黒川堰ができるまでの物語を紹介する放送部員

 米作りに欠かせない水を確保するため、先人たちが苦労して完成させた黒川堰の歴史を学ぶ会が31日、山形村の山形小学校で行われた。堰を取り上げたドキュメンタリー番組の制作を進める松商学園高校放送部の部員6人が、堰の歴史を伝える紙芝居「与市と米のまんま」を朗読し、小学生たちが耳を傾けた。
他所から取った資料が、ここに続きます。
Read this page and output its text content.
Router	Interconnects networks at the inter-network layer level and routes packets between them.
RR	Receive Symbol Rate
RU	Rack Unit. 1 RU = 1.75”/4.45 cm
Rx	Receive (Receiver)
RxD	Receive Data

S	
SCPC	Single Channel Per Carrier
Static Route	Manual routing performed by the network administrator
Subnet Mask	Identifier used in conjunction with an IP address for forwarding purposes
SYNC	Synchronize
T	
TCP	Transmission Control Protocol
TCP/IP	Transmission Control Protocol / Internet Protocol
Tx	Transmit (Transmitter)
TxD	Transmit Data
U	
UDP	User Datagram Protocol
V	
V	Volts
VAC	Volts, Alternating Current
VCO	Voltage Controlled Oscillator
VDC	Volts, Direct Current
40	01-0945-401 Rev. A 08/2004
 部員たちはやさしい語り口で朗読を進めた。鉢盛山から松本市波田に流れる黒川の水を村まで運ぶため、地域住民が山の中にトンネルを掘る難工事を重ねたこと、資金集めに力を尽くした様子などを紹介した。児童たちは地域に水の恵みをもらたした先人の功績を学び、山形小6年の赤羽瑛太君(11)は「歴史が好きなので勉強になった。昔の人の努力はすごい」と話した。
 放送部は、堰の歴史継承を進める黒川堰土地改良区の活動を新聞記事で知り、地域の歴史文化継承の大切さや難しさを見つめる番組の題材の一つにすることを決めたという。部員からの取材依頼に村や学校が協力し今回の学ぶ会が実現した。紙芝居は山形村民話クラブ「灯」が提供した。
 放送部の舩坂晴菜さん(17)=2年=は「継承活動に関わる人たちの姿から、地域の歴史文化を後世に残すために必要なことを考えていきたい。子供たちが故郷に関心を高めるきっかけにもなれば」と願っていた。番組は11月の放送作品コンテストに出品する予定だ。黒川堰土地改良区の上條重幸理事長は「若い子たちが注目してくれて本当にうれしい」と話していた。